Doublemint [2003] C-191/01 P — EU authority frequently relevant by analogy in Irish practice for the principle that a sign is objectionable if at least one of its possible meanings designates a characteristic of the goods or services.
No leading Irish cases have been published dealing solely and comprehensively with genericness under Section 8(1)(d). In practice, IPO Ireland applies these issues consistently with EU and UK-influenced trade mark doctrine.
The Procedure for Responding to a Descriptiveness or Genericness Refusal
Step 1: Identify the exact subsection cited
Determine whether the refusal is under Section 8(1)(b), Section 8(1)(c), Section 8(1)(d), or all three. The response depends on whether the Office considers the sign merely weak, descriptive, or customary in trade.
Step 2: Reassess the goods and services
Often the wording is descriptive only for some of the claimed goods or services. Narrowing the specification may remove the objection for peripheral items.
Step 3: Argue suggestiveness only if credible
If the mark requires mental steps, interpretation or imagination before reaching any descriptive message, make that case clearly. Weak arguments that obvious descriptive wording is somehow fanciful tend to fail.
Step 4: Evaluate the role of stylization
For combined marks, explain why the device or presentation creates an independent distinctive impression. If the design is ordinary, do not overstate its impact.
Step 5: Submit acquired distinctiveness evidence where justified
Evidence must predate filing and be directed to Irish market recognition. Include turnover, advertising, invoices, market reach, declarations and media material.
Step 6: Consider refiling a stronger variant
Where the word is too weak to save, a refiled combined mark with stronger design elements may be more efficient than prolonged argument on an indefensible application.
Step 7: Appeal if the legal position supports it
If the refusal misapplies Section 8, an appeal under Section 79 may be appropriate. This should be weighed against the commercial value of a narrower or redesigned filing.
Strategic Recommendations
- Recommendation: Prefer coined, arbitrary or genuinely suggestive terms over names that explain what the product is or does.
- Recommendation: Test candidate marks against the exact goods and services to be claimed; a term may be distinctive in one class context and descriptive in another.
- Recommendation: For combined marks, invest in design that materially contributes to distinctiveness rather than relying on routine styling of weak wording.
- Recommendation: Preserve records of Irish sales and advertising from the start if there is any possibility that acquired distinctiveness may later need to be proven.
- Recommendation: Review meaning in English, Irish and any foreign language likely to be understood by your customer base in Ireland.

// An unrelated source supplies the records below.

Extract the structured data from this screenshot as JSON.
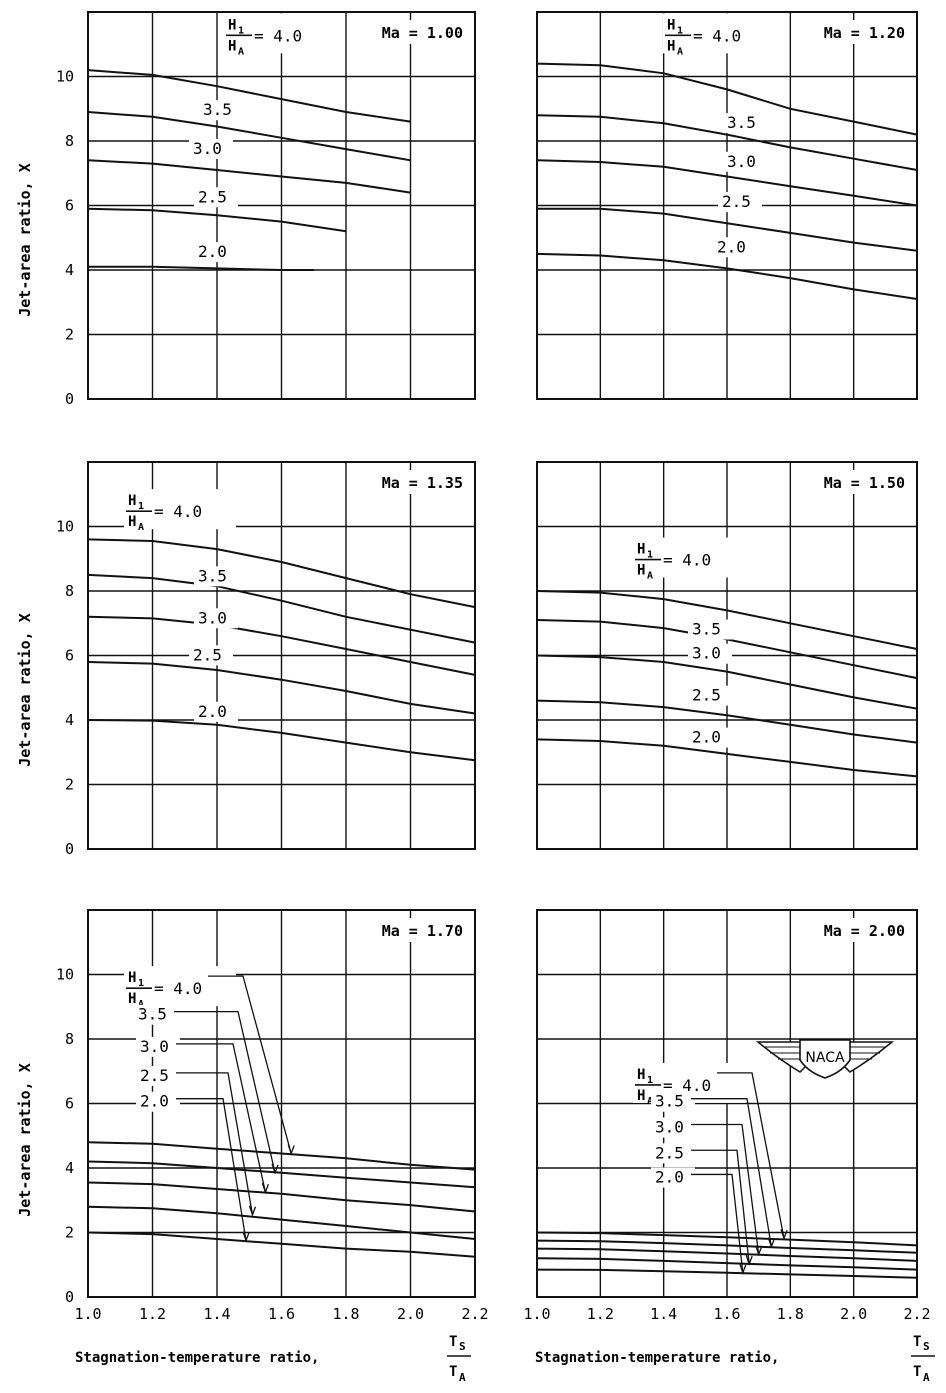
{
  "figure": {
    "y_axis_label": "Jet-area ratio, X",
    "x_axis_label": "Stagnation-temperature ratio,",
    "x_fraction": {
      "numerator": "T",
      "numerator_sub": "S",
      "denominator": "T",
      "denominator_sub": "A"
    },
    "param_fraction": {
      "numerator": "H",
      "numerator_sub": "1",
      "denominator": "H",
      "denominator_sub": "A"
    },
    "logo_text": "NACA",
    "x_ticks": [
      "1.0",
      "1.2",
      "1.4",
      "1.6",
      "1.8",
      "2.0",
      "2.2"
    ],
    "y_ticks": [
      "0",
      "2",
      "4",
      "6",
      "8",
      "10"
    ]
  },
  "chart_data": [
    {
      "type": "line",
      "mach_label": "Ma = 1.00",
      "xlim": [
        1.0,
        2.2
      ],
      "ylim": [
        0,
        12
      ],
      "grid": true,
      "series": [
        {
          "name": "4.0",
          "x": [
            1.0,
            1.2,
            1.4,
            1.6,
            1.8,
            2.0
          ],
          "y": [
            10.2,
            10.05,
            9.7,
            9.3,
            8.9,
            8.6
          ]
        },
        {
          "name": "3.5",
          "x": [
            1.0,
            1.2,
            1.4,
            1.6,
            1.8,
            2.0
          ],
          "y": [
            8.9,
            8.75,
            8.45,
            8.1,
            7.75,
            7.4
          ]
        },
        {
          "name": "3.0",
          "x": [
            1.0,
            1.2,
            1.4,
            1.6,
            1.8,
            2.0
          ],
          "y": [
            7.4,
            7.3,
            7.1,
            6.9,
            6.7,
            6.4
          ]
        },
        {
          "name": "2.5",
          "x": [
            1.0,
            1.2,
            1.4,
            1.6,
            1.8
          ],
          "y": [
            5.9,
            5.85,
            5.7,
            5.5,
            5.2
          ]
        },
        {
          "name": "2.0",
          "x": [
            1.0,
            1.2,
            1.4,
            1.6,
            1.7
          ],
          "y": [
            4.1,
            4.1,
            4.05,
            4.0,
            4.0
          ]
        }
      ]
    },
    {
      "type": "line",
      "mach_label": "Ma = 1.20",
      "xlim": [
        1.0,
        2.2
      ],
      "ylim": [
        0,
        12
      ],
      "grid": true,
      "series": [
        {
          "name": "4.0",
          "x": [
            1.0,
            1.2,
            1.4,
            1.6,
            1.8,
            2.0,
            2.2
          ],
          "y": [
            10.4,
            10.35,
            10.1,
            9.6,
            9.0,
            8.6,
            8.2
          ]
        },
        {
          "name": "3.5",
          "x": [
            1.0,
            1.2,
            1.4,
            1.6,
            1.8,
            2.0,
            2.2
          ],
          "y": [
            8.8,
            8.75,
            8.55,
            8.2,
            7.8,
            7.45,
            7.1
          ]
        },
        {
          "name": "3.0",
          "x": [
            1.0,
            1.2,
            1.4,
            1.6,
            1.8,
            2.0,
            2.2
          ],
          "y": [
            7.4,
            7.35,
            7.2,
            6.9,
            6.6,
            6.3,
            6.0
          ]
        },
        {
          "name": "2.5",
          "x": [
            1.0,
            1.2,
            1.4,
            1.6,
            1.8,
            2.0,
            2.2
          ],
          "y": [
            5.9,
            5.9,
            5.75,
            5.45,
            5.15,
            4.85,
            4.6
          ]
        },
        {
          "name": "2.0",
          "x": [
            1.0,
            1.2,
            1.4,
            1.6,
            1.8,
            2.0,
            2.2
          ],
          "y": [
            4.5,
            4.45,
            4.3,
            4.05,
            3.75,
            3.4,
            3.1
          ]
        }
      ]
    },
    {
      "type": "line",
      "mach_label": "Ma = 1.35",
      "xlim": [
        1.0,
        2.2
      ],
      "ylim": [
        0,
        12
      ],
      "grid": true,
      "series": [
        {
          "name": "4.0",
          "x": [
            1.0,
            1.2,
            1.4,
            1.6,
            1.8,
            2.0,
            2.2
          ],
          "y": [
            9.6,
            9.55,
            9.3,
            8.9,
            8.4,
            7.9,
            7.5
          ]
        },
        {
          "name": "3.5",
          "x": [
            1.0,
            1.2,
            1.4,
            1.6,
            1.8,
            2.0,
            2.2
          ],
          "y": [
            8.5,
            8.4,
            8.15,
            7.7,
            7.2,
            6.8,
            6.4
          ]
        },
        {
          "name": "3.0",
          "x": [
            1.0,
            1.2,
            1.4,
            1.6,
            1.8,
            2.0,
            2.2
          ],
          "y": [
            7.2,
            7.15,
            6.95,
            6.6,
            6.2,
            5.8,
            5.4
          ]
        },
        {
          "name": "2.5",
          "x": [
            1.0,
            1.2,
            1.4,
            1.6,
            1.8,
            2.0,
            2.2
          ],
          "y": [
            5.8,
            5.75,
            5.55,
            5.25,
            4.9,
            4.5,
            4.2
          ]
        },
        {
          "name": "2.0",
          "x": [
            1.0,
            1.2,
            1.4,
            1.6,
            1.8,
            2.0,
            2.2
          ],
          "y": [
            4.0,
            3.98,
            3.85,
            3.6,
            3.3,
            3.0,
            2.75
          ]
        }
      ]
    },
    {
      "type": "line",
      "mach_label": "Ma = 1.50",
      "xlim": [
        1.0,
        2.2
      ],
      "ylim": [
        0,
        12
      ],
      "grid": true,
      "series": [
        {
          "name": "4.0",
          "x": [
            1.0,
            1.2,
            1.4,
            1.6,
            1.8,
            2.0,
            2.2
          ],
          "y": [
            8.0,
            7.95,
            7.75,
            7.4,
            7.0,
            6.6,
            6.2
          ]
        },
        {
          "name": "3.5",
          "x": [
            1.0,
            1.2,
            1.4,
            1.6,
            1.8,
            2.0,
            2.2
          ],
          "y": [
            7.1,
            7.05,
            6.85,
            6.5,
            6.1,
            5.7,
            5.3
          ]
        },
        {
          "name": "3.0",
          "x": [
            1.0,
            1.2,
            1.4,
            1.6,
            1.8,
            2.0,
            2.2
          ],
          "y": [
            6.0,
            5.95,
            5.8,
            5.5,
            5.1,
            4.7,
            4.35
          ]
        },
        {
          "name": "2.5",
          "x": [
            1.0,
            1.2,
            1.4,
            1.6,
            1.8,
            2.0,
            2.2
          ],
          "y": [
            4.6,
            4.55,
            4.4,
            4.15,
            3.85,
            3.55,
            3.3
          ]
        },
        {
          "name": "2.0",
          "x": [
            1.0,
            1.2,
            1.4,
            1.6,
            1.8,
            2.0,
            2.2
          ],
          "y": [
            3.4,
            3.35,
            3.2,
            2.95,
            2.7,
            2.45,
            2.25
          ]
        }
      ]
    },
    {
      "type": "line",
      "mach_label": "Ma = 1.70",
      "xlim": [
        1.0,
        2.2
      ],
      "ylim": [
        0,
        12
      ],
      "grid": true,
      "series": [
        {
          "name": "4.0",
          "x": [
            1.0,
            1.2,
            1.4,
            1.6,
            1.8,
            2.0,
            2.2
          ],
          "y": [
            4.8,
            4.75,
            4.6,
            4.45,
            4.3,
            4.1,
            3.95
          ]
        },
        {
          "name": "3.5",
          "x": [
            1.0,
            1.2,
            1.4,
            1.6,
            1.8,
            2.0,
            2.2
          ],
          "y": [
            4.2,
            4.15,
            4.0,
            3.85,
            3.7,
            3.55,
            3.4
          ]
        },
        {
          "name": "3.0",
          "x": [
            1.0,
            1.2,
            1.4,
            1.6,
            1.8,
            2.0,
            2.2
          ],
          "y": [
            3.55,
            3.5,
            3.35,
            3.2,
            3.0,
            2.85,
            2.65
          ]
        },
        {
          "name": "2.5",
          "x": [
            1.0,
            1.2,
            1.4,
            1.6,
            1.8,
            2.0,
            2.2
          ],
          "y": [
            2.8,
            2.75,
            2.6,
            2.4,
            2.2,
            2.0,
            1.8
          ]
        },
        {
          "name": "2.0",
          "x": [
            1.0,
            1.2,
            1.4,
            1.6,
            1.8,
            2.0,
            2.2
          ],
          "y": [
            2.0,
            1.95,
            1.8,
            1.65,
            1.5,
            1.4,
            1.25
          ]
        }
      ]
    },
    {
      "type": "line",
      "mach_label": "Ma = 2.00",
      "xlim": [
        1.0,
        2.2
      ],
      "ylim": [
        0,
        12
      ],
      "grid": true,
      "series": [
        {
          "name": "4.0",
          "x": [
            1.0,
            1.2,
            1.4,
            1.6,
            1.8,
            2.0,
            2.2
          ],
          "y": [
            2.0,
            1.98,
            1.92,
            1.85,
            1.78,
            1.7,
            1.6
          ]
        },
        {
          "name": "3.5",
          "x": [
            1.0,
            1.2,
            1.4,
            1.6,
            1.8,
            2.0,
            2.2
          ],
          "y": [
            1.75,
            1.73,
            1.67,
            1.6,
            1.52,
            1.45,
            1.37
          ]
        },
        {
          "name": "3.0",
          "x": [
            1.0,
            1.2,
            1.4,
            1.6,
            1.8,
            2.0,
            2.2
          ],
          "y": [
            1.5,
            1.48,
            1.42,
            1.35,
            1.27,
            1.2,
            1.12
          ]
        },
        {
          "name": "2.5",
          "x": [
            1.0,
            1.2,
            1.4,
            1.6,
            1.8,
            2.0,
            2.2
          ],
          "y": [
            1.2,
            1.18,
            1.12,
            1.05,
            0.98,
            0.92,
            0.85
          ]
        },
        {
          "name": "2.0",
          "x": [
            1.0,
            1.2,
            1.4,
            1.6,
            1.8,
            2.0,
            2.2
          ],
          "y": [
            0.85,
            0.84,
            0.8,
            0.75,
            0.7,
            0.65,
            0.6
          ]
        }
      ]
    }
  ]
}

- Recommendation: Treat registration of a descriptive composite mark as narrow protection; build enforcement strategy around the mark as registered, not the weak wording in isolation.
Common Mistakes
- Mistake: Assuming that because a term is commercially attractive and informative, it is registrable as a trade mark.

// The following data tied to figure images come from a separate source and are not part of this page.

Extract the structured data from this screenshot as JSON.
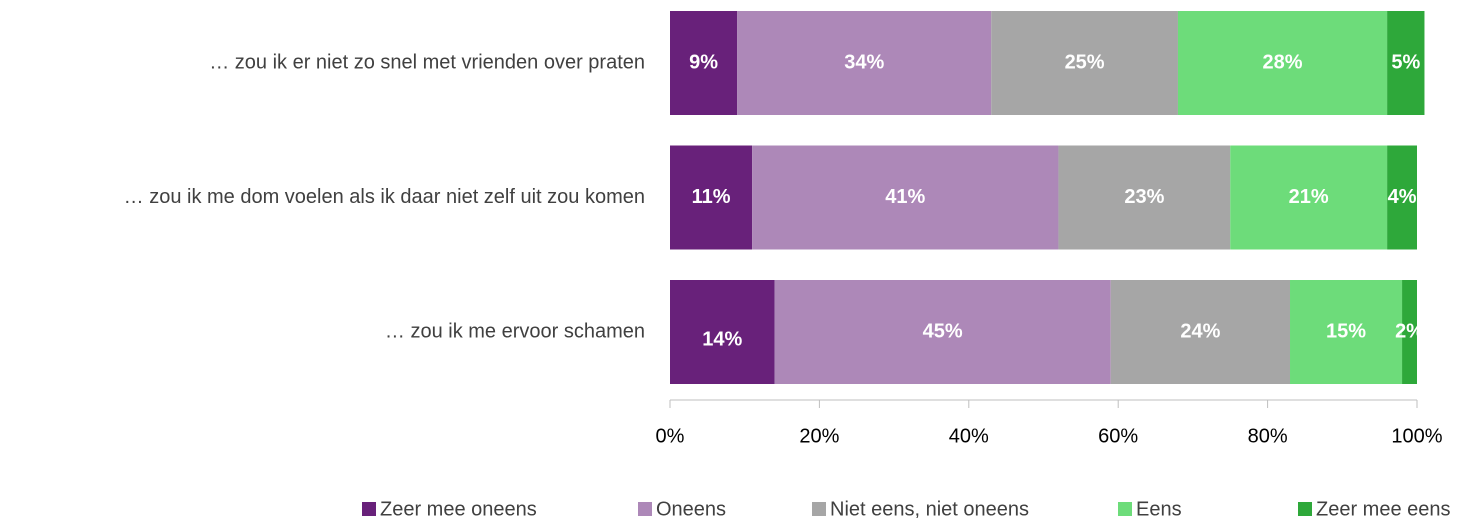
{
  "chart_data": {
    "type": "stacked_barh",
    "categories": [
      "… zou ik er niet zo snel met vrienden over praten",
      "… zou ik me dom voelen als ik daar niet zelf uit zou komen",
      "… zou ik me ervoor schamen"
    ],
    "series": [
      {
        "name": "Zeer mee oneens",
        "color": "#68217a",
        "values": [
          9,
          11,
          14
        ],
        "value_labels": [
          "9%",
          "11%",
          "14%"
        ]
      },
      {
        "name": "Oneens",
        "color": "#ad88b8",
        "values": [
          34,
          41,
          45
        ],
        "value_labels": [
          "34%",
          "41%",
          "45%"
        ]
      },
      {
        "name": "Niet eens, niet oneens",
        "color": "#a6a6a6",
        "values": [
          25,
          23,
          24
        ],
        "value_labels": [
          "25%",
          "23%",
          "24%"
        ]
      },
      {
        "name": "Eens",
        "color": "#6ddc7a",
        "values": [
          28,
          21,
          15
        ],
        "value_labels": [
          "28%",
          "21%",
          "15%"
        ]
      },
      {
        "name": "Zeer mee eens",
        "color": "#2ea83a",
        "values": [
          5,
          4,
          2
        ],
        "value_labels": [
          "5%",
          "4%",
          "2%"
        ]
      }
    ],
    "xlim": [
      0,
      100
    ],
    "xticks": [
      {
        "value": 0,
        "label": "0%"
      },
      {
        "value": 20,
        "label": "20%"
      },
      {
        "value": 40,
        "label": "40%"
      },
      {
        "value": 60,
        "label": "60%"
      },
      {
        "value": 80,
        "label": "80%"
      },
      {
        "value": 100,
        "label": "100%"
      }
    ],
    "legend": "bottom"
  }
}
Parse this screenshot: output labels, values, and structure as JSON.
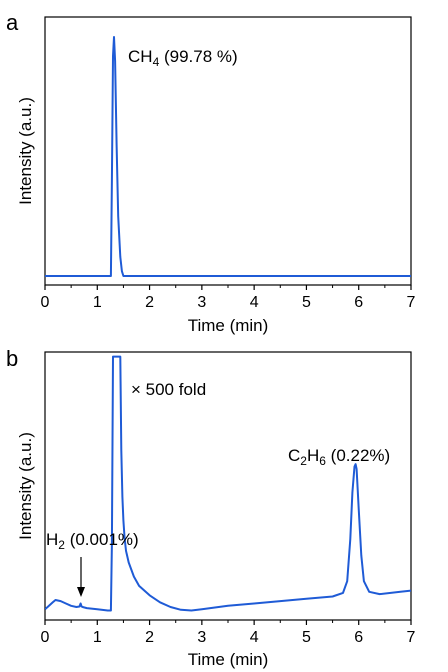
{
  "colors": {
    "trace": "#1f5bd6",
    "axis": "#000000",
    "background": "#ffffff"
  },
  "chart_data": [
    {
      "type": "line",
      "panel_label": "a",
      "xlabel": "Time (min)",
      "ylabel": "Intensity (a.u.)",
      "xlim": [
        0,
        7
      ],
      "xticks": [
        "0",
        "1",
        "2",
        "3",
        "4",
        "5",
        "6",
        "7"
      ],
      "yticks_shown": false,
      "grid": false,
      "annotations": [
        {
          "species": "CH",
          "subscript": "4",
          "value": " (99.78 %)",
          "x": 1.32,
          "y": 0.97
        }
      ],
      "series": [
        {
          "x": [
            0,
            1.0,
            1.26,
            1.28,
            1.3,
            1.32,
            1.34,
            1.37,
            1.4,
            1.44,
            1.47,
            1.5,
            1.6,
            3,
            5,
            7
          ],
          "y": [
            0,
            0,
            0,
            0.4,
            0.92,
            1.0,
            0.9,
            0.55,
            0.25,
            0.08,
            0.02,
            0,
            0,
            0,
            0,
            0
          ]
        }
      ]
    },
    {
      "type": "line",
      "panel_label": "b",
      "xlabel": "Time (min)",
      "ylabel": "Intensity (a.u.)",
      "xlim": [
        0,
        7
      ],
      "xticks": [
        "0",
        "1",
        "2",
        "3",
        "4",
        "5",
        "6",
        "7"
      ],
      "yticks_shown": false,
      "grid": false,
      "annotations": [
        {
          "label": "× 500 fold",
          "x": 1.6,
          "y": 0.86
        },
        {
          "species": "C",
          "subscript": "2",
          "species2": "H",
          "subscript2": "6",
          "value": " (0.22%)",
          "x": 5.94,
          "y": 0.68
        },
        {
          "species": "H",
          "subscript": "2",
          "value": " (0.001%)",
          "x": 0.68,
          "y": 0.06
        }
      ],
      "series": [
        {
          "x": [
            0,
            0.05,
            0.1,
            0.15,
            0.2,
            0.3,
            0.4,
            0.5,
            0.6,
            0.66,
            0.68,
            0.7,
            0.72,
            0.8,
            1.0,
            1.2,
            1.26,
            1.28,
            1.3,
            1.44,
            1.46,
            1.48,
            1.5,
            1.52,
            1.55,
            1.6,
            1.7,
            1.8,
            2.0,
            2.2,
            2.4,
            2.6,
            2.8,
            3.0,
            3.5,
            4.0,
            4.5,
            5.0,
            5.5,
            5.7,
            5.78,
            5.84,
            5.88,
            5.92,
            5.94,
            5.96,
            6.0,
            6.05,
            6.1,
            6.2,
            6.4,
            6.8,
            7.0
          ],
          "y": [
            0.02,
            0.03,
            0.04,
            0.05,
            0.06,
            0.055,
            0.045,
            0.035,
            0.03,
            0.032,
            0.045,
            0.032,
            0.03,
            0.025,
            0.02,
            0.015,
            0.015,
            0.3,
            1.1,
            1.1,
            0.7,
            0.5,
            0.4,
            0.33,
            0.27,
            0.22,
            0.16,
            0.12,
            0.08,
            0.05,
            0.03,
            0.018,
            0.015,
            0.02,
            0.035,
            0.045,
            0.055,
            0.065,
            0.075,
            0.09,
            0.14,
            0.32,
            0.52,
            0.63,
            0.64,
            0.62,
            0.45,
            0.25,
            0.14,
            0.095,
            0.085,
            0.095,
            0.1
          ]
        }
      ]
    }
  ]
}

- Mistake: Believing that ordinary font changes, color changes or minimal graphic embellishments overcome a Section 8(1)(c) objection.
- Mistake: Filing broad specifications that make an arguable mark appear descriptive across a wider range of goods than necessary.

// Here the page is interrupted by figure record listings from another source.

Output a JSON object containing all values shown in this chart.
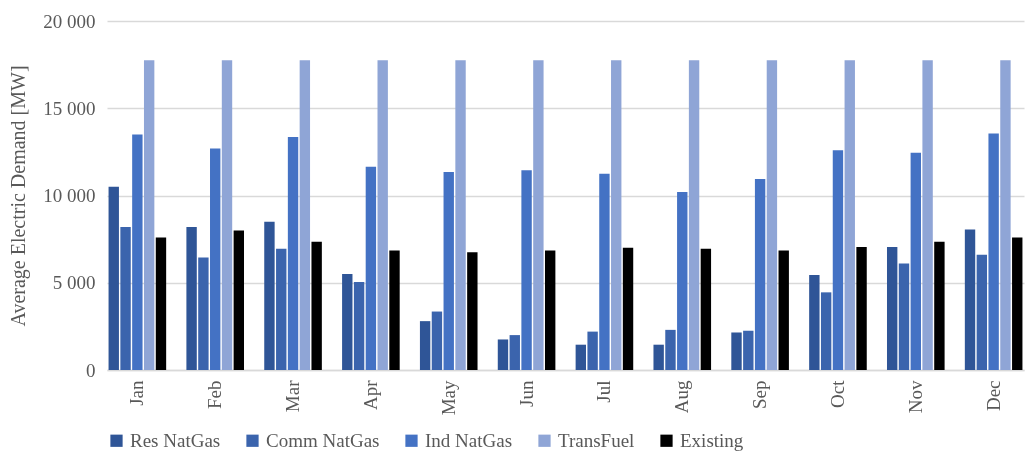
{
  "chart_data": {
    "type": "bar",
    "ylabel": "Average Electric Demand [MW]",
    "categories": [
      "Jan",
      "Feb",
      "Mar",
      "Apr",
      "May",
      "Jun",
      "Jul",
      "Aug",
      "Sep",
      "Oct",
      "Nov",
      "Dec"
    ],
    "series": [
      {
        "name": "Res NatGas",
        "color": "#2f5597",
        "values": [
          10500,
          8200,
          8500,
          5500,
          2800,
          1750,
          1450,
          1450,
          2150,
          5450,
          7050,
          8050
        ]
      },
      {
        "name": "Comm NatGas",
        "color": "#3b64ad",
        "values": [
          8200,
          6450,
          6950,
          5050,
          3350,
          2000,
          2200,
          2300,
          2250,
          4450,
          6100,
          6600
        ]
      },
      {
        "name": "Ind NatGas",
        "color": "#4472c4",
        "values": [
          13500,
          12700,
          13350,
          11650,
          11350,
          11450,
          11250,
          10200,
          10950,
          12600,
          12450,
          13550
        ]
      },
      {
        "name": "TransFuel",
        "color": "#8fa5d6",
        "values": [
          17750,
          17750,
          17750,
          17750,
          17750,
          17750,
          17750,
          17750,
          17750,
          17750,
          17750,
          17750
        ]
      },
      {
        "name": "Existing",
        "color": "#000000",
        "values": [
          7600,
          8000,
          7350,
          6850,
          6750,
          6850,
          7000,
          6950,
          6850,
          7050,
          7350,
          7600
        ]
      }
    ],
    "ylim": [
      0,
      20000
    ],
    "yticks": [
      0,
      {
        "value": 5000,
        "label": "5 000"
      },
      {
        "value": 10000,
        "label": "10 000"
      },
      {
        "value": 15000,
        "label": "15 000"
      },
      {
        "value": 20000,
        "label": "20 000"
      }
    ],
    "grid": "y",
    "legend": "bottom"
  }
}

- Mistake: Relying on acquired distinctiveness without filing serious evidence directed to Irish consumer perception before the filing date.
- Mistake: Confusing the registration of a composite mark with ownership of the descriptive word by itself.
Key takeaway: In Ireland, Sections 8(1)(b), (c) and (d) draw a strict line between branding and product description. If the mark tells consumers what the goods are or names them in ordinary trade language, it is at high risk unless strong pre-filing evidence shows that Irish consumers already recognize it as your badge of origin.